Shiraishi Akira, Uruno Takehito, Sanematsu Fumiyuki, Ushijima Miho, Sakata Daiji, Hara Toshiro, Fukui Yoshinori
From the Division of Immunogenetics, Department of Immunobiology and Neuroscience, Medical Institute of Bioregulation.
Department of Pediatrics, Graduate School of Medical Sciences, and.
J Biol Chem. 2017 Feb 10;292(6):2191-2202. doi: 10.1074/jbc.M116.736306. Epub 2016 Dec 27.
DOCK8 is an atypical guanine nucleotide exchange factor for Cdc42, and its mutations cause combined immunodeficiency in humans. Accumulating evidence indicates that DOCK8 regulates the migration and activation of various subsets of leukocytes, but its regulatory mechanism is poorly understood. We here report that DOCK8-deficient macrophages exhibit a migration defect in a 2D setting. Although DOCK8 deficiency in macrophages did not affect the global Cdc42 activation induced by chemokine stimulation, rescue experiments revealed that the guanine nucleotide exchange factor activity of DOCK8 was required for macrophage migration. We found that DOCK8 associated with LRAP35a, an adaptor molecule that binds to the Cdc42 effector myotonic dystrophy kinase-related Cdc42-binding kinase, and facilitated its activity to phosphorylate myosin II regulatory light chain. When this interaction was disrupted in WT macrophages, they showed a migration defect, as seen in DOCK8-deficient macrophages. These results suggest that, during macrophage migration, DOCK8 links Cdc42 activation to actomyosin dynamics through the association with LRAP35a.

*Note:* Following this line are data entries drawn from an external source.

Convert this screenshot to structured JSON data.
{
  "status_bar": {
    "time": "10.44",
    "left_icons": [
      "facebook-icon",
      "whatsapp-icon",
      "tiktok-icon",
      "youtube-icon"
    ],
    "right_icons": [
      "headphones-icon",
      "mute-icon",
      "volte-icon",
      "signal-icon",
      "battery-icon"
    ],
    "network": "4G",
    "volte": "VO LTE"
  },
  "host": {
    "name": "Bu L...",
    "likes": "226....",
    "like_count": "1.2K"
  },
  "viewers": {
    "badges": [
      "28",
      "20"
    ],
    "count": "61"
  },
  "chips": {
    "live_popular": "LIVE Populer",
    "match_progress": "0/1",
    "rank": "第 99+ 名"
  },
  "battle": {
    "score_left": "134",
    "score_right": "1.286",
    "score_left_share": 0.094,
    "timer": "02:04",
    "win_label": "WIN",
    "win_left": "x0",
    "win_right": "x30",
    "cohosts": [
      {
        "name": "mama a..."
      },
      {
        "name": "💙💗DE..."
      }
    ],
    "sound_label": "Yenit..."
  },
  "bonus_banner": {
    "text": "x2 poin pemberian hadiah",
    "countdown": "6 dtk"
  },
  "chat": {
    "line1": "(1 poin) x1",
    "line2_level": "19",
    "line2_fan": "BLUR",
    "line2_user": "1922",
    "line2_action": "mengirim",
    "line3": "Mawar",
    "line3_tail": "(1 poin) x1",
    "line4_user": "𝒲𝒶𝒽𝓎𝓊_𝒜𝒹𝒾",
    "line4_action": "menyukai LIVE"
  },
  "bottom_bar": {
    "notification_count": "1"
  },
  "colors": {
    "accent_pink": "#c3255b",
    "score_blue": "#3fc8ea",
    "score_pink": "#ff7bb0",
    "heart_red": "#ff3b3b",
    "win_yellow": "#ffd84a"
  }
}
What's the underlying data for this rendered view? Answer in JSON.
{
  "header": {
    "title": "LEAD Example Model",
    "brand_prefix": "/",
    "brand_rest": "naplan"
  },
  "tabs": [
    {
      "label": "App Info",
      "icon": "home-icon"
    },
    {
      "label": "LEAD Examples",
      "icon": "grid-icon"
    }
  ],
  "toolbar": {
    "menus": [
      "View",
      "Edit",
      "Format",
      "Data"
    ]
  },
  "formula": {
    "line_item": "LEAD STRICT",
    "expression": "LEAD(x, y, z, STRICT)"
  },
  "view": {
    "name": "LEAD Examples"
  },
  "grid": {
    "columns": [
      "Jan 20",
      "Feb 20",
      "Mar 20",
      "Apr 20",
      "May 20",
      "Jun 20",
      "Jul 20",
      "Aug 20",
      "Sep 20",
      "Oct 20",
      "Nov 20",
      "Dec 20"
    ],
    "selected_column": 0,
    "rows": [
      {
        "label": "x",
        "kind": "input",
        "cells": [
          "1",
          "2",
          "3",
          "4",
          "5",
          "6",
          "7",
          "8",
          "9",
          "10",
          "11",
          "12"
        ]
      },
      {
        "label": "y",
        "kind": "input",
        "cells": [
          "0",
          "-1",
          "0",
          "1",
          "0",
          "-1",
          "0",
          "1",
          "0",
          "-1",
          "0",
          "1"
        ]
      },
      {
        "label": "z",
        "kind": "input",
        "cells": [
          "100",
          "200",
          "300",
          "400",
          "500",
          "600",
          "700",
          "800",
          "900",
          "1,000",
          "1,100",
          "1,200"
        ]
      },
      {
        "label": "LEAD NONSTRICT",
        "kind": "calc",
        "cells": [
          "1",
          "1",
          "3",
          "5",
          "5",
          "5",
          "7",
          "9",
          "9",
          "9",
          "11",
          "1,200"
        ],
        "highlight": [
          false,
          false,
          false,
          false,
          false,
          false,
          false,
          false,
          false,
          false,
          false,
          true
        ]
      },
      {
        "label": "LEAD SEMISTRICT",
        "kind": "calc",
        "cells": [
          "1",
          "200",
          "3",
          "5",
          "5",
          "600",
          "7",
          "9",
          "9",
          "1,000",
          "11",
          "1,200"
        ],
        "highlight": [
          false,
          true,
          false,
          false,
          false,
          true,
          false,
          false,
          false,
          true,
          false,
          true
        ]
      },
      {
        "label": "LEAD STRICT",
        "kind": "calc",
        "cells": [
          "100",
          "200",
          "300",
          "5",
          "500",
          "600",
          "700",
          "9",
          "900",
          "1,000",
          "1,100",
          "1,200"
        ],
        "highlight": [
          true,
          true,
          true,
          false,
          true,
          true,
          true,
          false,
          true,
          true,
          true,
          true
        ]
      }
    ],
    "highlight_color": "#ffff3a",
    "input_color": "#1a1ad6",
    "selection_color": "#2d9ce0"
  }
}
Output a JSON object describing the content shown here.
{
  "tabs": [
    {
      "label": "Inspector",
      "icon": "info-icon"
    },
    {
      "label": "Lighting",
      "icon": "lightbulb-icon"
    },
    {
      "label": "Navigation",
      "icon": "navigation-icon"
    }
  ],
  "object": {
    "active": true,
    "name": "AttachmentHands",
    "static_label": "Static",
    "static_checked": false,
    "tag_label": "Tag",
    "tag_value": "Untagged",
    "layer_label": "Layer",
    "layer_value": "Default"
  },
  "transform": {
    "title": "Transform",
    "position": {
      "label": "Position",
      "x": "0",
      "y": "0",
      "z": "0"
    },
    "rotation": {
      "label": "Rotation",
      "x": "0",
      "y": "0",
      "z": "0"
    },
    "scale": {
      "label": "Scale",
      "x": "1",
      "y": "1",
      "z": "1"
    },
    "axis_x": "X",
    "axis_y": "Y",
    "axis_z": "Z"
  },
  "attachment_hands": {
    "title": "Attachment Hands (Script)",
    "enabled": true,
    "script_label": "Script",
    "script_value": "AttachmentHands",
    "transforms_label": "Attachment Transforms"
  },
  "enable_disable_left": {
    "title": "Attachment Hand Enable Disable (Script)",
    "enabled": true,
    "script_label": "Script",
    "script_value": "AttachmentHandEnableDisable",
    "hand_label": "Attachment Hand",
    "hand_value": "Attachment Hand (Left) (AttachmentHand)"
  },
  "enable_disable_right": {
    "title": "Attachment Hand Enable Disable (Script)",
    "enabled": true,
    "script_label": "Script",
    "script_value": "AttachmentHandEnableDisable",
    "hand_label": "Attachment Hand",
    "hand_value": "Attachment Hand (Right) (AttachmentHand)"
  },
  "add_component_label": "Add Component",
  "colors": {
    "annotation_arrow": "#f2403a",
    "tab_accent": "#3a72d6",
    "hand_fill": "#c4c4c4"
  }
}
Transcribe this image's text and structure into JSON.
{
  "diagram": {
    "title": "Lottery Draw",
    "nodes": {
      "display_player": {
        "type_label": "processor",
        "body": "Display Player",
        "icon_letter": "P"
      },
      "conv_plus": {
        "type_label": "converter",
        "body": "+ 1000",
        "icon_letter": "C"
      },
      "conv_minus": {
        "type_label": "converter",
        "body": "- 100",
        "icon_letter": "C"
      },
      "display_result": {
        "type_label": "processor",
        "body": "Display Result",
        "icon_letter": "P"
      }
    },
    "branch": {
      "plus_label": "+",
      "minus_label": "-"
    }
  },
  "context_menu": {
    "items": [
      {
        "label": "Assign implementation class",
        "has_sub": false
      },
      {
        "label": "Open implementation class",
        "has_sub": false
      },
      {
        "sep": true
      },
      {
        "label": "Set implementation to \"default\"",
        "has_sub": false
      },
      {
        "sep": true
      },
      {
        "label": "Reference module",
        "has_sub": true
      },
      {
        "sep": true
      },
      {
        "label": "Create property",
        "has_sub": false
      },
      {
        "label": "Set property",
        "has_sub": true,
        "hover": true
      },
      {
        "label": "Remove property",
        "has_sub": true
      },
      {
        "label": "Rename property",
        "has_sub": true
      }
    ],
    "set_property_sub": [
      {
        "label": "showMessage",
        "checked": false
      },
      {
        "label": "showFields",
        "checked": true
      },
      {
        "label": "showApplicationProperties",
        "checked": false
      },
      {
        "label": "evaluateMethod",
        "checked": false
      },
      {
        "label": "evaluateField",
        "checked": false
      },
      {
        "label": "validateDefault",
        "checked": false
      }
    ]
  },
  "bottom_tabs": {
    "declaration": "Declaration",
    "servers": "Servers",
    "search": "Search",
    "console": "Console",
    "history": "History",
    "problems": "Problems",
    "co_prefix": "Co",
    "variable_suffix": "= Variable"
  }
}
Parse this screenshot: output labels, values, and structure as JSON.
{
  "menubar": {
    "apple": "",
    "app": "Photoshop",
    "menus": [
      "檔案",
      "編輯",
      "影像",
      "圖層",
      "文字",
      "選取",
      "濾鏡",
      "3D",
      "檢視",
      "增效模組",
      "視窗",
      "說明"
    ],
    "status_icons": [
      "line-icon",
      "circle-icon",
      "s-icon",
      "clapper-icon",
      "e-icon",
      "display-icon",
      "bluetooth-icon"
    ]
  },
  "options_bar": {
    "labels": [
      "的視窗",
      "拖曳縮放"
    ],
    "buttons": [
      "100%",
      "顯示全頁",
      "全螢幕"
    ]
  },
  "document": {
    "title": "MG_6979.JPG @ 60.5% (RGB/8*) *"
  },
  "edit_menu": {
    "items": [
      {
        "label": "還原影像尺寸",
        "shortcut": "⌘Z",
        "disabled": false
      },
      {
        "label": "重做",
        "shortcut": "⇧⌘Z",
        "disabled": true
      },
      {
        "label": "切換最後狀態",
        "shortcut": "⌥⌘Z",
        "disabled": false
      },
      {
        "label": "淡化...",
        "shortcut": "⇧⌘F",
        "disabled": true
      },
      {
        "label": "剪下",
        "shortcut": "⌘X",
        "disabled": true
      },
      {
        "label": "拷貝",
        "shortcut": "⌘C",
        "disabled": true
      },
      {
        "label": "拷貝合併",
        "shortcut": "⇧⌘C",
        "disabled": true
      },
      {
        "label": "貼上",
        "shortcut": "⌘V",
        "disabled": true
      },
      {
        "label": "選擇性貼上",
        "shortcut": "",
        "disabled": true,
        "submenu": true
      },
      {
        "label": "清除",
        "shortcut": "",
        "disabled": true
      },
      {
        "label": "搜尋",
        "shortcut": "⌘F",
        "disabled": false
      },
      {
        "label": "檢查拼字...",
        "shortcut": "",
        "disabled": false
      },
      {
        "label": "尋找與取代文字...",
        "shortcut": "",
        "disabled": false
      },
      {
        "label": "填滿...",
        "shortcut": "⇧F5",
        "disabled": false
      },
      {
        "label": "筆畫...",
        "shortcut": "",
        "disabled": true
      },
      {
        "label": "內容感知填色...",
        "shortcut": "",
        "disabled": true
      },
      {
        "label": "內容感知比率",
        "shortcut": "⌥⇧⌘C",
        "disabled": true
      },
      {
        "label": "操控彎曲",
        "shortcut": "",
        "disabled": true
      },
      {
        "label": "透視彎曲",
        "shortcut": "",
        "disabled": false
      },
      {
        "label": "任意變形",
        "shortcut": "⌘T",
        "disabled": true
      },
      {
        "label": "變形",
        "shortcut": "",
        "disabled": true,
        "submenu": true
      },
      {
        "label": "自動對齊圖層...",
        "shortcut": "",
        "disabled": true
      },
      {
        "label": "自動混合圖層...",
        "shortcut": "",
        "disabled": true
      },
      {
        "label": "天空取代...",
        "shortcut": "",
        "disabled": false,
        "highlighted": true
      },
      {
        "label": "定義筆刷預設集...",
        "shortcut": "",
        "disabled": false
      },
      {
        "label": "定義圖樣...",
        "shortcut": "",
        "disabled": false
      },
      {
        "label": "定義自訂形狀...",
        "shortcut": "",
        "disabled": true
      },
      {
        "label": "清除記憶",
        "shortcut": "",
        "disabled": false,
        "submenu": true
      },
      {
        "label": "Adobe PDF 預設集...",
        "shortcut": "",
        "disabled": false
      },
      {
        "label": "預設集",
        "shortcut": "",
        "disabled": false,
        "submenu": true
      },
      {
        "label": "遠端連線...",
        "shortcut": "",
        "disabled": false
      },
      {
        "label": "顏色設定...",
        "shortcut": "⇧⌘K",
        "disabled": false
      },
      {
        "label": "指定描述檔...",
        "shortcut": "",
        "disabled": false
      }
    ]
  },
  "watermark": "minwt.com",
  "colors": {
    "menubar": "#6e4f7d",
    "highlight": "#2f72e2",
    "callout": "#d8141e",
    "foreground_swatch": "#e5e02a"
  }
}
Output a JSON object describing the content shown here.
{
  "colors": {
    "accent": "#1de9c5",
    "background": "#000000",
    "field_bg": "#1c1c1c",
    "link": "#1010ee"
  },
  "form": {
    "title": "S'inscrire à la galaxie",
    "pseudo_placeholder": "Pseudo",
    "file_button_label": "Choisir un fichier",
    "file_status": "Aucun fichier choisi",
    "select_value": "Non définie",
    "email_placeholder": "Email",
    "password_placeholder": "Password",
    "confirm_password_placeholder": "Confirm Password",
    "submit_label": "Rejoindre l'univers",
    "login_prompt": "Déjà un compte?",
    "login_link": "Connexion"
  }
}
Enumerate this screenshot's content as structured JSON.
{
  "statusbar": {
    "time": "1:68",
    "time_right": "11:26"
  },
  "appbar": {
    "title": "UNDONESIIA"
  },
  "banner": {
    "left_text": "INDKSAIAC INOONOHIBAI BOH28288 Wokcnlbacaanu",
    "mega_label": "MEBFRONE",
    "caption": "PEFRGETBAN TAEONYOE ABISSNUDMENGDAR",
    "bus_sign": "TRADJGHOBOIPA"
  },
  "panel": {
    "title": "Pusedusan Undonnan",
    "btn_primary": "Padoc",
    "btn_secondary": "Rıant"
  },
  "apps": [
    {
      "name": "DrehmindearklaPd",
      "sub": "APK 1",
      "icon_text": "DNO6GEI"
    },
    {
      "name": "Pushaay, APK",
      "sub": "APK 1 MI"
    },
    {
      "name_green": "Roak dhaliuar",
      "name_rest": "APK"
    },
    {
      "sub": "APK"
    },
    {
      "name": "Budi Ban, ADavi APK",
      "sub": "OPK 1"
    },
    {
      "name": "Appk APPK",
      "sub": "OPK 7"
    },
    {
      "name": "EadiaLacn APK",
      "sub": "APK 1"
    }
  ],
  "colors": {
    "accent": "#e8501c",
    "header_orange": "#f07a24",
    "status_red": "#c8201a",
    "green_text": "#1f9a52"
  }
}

DOCK8是一种针对Cdc42的非典型鸟嘌呤核苷酸交换因子,其突变会导致人类出现联合免疫缺陷。越来越多的证据表明,DOCK8调节各种白细胞亚群的迁移和激活,但其调节机制尚不清楚。我们在此报告,DOCK8缺陷型巨噬细胞在二维环境中表现出迁移缺陷。尽管巨噬细胞中DOCK8的缺失并不影响趋化因子刺激诱导的整体Cdc42激活,但拯救实验表明,DOCK8的鸟嘌呤核苷酸交换因子活性是巨噬细胞迁移所必需的。我们发现DOCK8与LRAP35a相关联,LRAP35a是一种衔接分子,可与Cdc42效应器强直性肌营养不良激酶相关的Cdc42结合激酶结合,并促进其磷酸化肌球蛋白II调节轻链的活性。当这种相互作用在野生型巨噬细胞中被破坏时,它们表现出迁移缺陷,这与DOCK8缺陷型巨噬细胞中的情况相同。这些结果表明,在巨噬细胞迁移过程中,DOCK8通过与LRAP35a的关联将Cdc42激活与肌动球蛋白动力学联系起来。